73.—KABYLE JEWELLERS.

With tools of their own manufacture, or with those of foreign importation, the Kabyles make a great many useful and important articles. Jewellers and armourers are frequently found in their villages.

[Fig. 73], from a sketch by M. Duhousset, represents the workshop of a Kabyle jeweller. The lathe of the Kabyle workman is used to make the wooden vases and the numerous utensils sold by the Kabyles all along the African coast. It is sufficiently noteworthy that the Kabyle turner only uses the vertical lathe, and seems ignorant of the horizontal one so convenient and so generally used in Europe.


The Shellas dwell to the west of the Atlas, while the Kabyles are found to the east of these mountains. The former are tillers of the soil, laborious and poor. They are generally independent.

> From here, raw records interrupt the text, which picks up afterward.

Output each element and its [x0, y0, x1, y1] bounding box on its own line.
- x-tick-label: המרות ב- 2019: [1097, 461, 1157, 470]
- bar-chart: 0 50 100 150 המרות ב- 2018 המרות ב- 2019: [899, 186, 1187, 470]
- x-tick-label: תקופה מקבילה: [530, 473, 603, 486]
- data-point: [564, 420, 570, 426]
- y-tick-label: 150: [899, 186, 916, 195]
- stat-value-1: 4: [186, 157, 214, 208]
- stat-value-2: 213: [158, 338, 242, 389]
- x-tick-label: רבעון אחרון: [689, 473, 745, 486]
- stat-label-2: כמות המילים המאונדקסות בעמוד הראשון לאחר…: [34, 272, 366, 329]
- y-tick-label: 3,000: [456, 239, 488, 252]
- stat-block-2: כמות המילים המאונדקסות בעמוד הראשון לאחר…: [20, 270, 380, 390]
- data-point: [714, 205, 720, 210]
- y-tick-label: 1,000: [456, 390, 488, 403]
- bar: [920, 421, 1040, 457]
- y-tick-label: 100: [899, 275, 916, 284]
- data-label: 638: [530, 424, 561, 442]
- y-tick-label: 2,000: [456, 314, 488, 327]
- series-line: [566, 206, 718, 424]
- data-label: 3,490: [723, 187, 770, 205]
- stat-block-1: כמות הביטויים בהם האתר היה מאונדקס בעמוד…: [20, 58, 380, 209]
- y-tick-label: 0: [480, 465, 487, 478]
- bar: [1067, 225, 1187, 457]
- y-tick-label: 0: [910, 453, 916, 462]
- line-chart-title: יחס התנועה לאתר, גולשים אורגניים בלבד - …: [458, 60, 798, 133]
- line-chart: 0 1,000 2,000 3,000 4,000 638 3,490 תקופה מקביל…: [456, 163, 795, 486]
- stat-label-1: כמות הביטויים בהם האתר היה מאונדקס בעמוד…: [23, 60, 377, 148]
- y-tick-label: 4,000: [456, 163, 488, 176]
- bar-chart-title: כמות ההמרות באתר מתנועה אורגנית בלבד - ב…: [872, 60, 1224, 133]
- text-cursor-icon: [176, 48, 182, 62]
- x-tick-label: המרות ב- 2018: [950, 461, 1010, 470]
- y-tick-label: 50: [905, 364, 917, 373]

The Touariks are a people distinct from the two preceding ones. They are nomadic. They wander in the desert of Sahara, and make continual raids into Egypt to carry off slaves. M. Henri Duveyrier, who has published a detailed account of the Touariks of the North, declares that they are hospitable and humane. They are generally considered to consist of rather formidable tribes, accustomed to scour the desert, stop caravans and plunder the laggards. At any rate, it is a known fact that an ill-starred traveller, Miss Tinné, who had courageously explored parts of Asia and Africa, was assassinated in the desert in 1869 by some Touariks.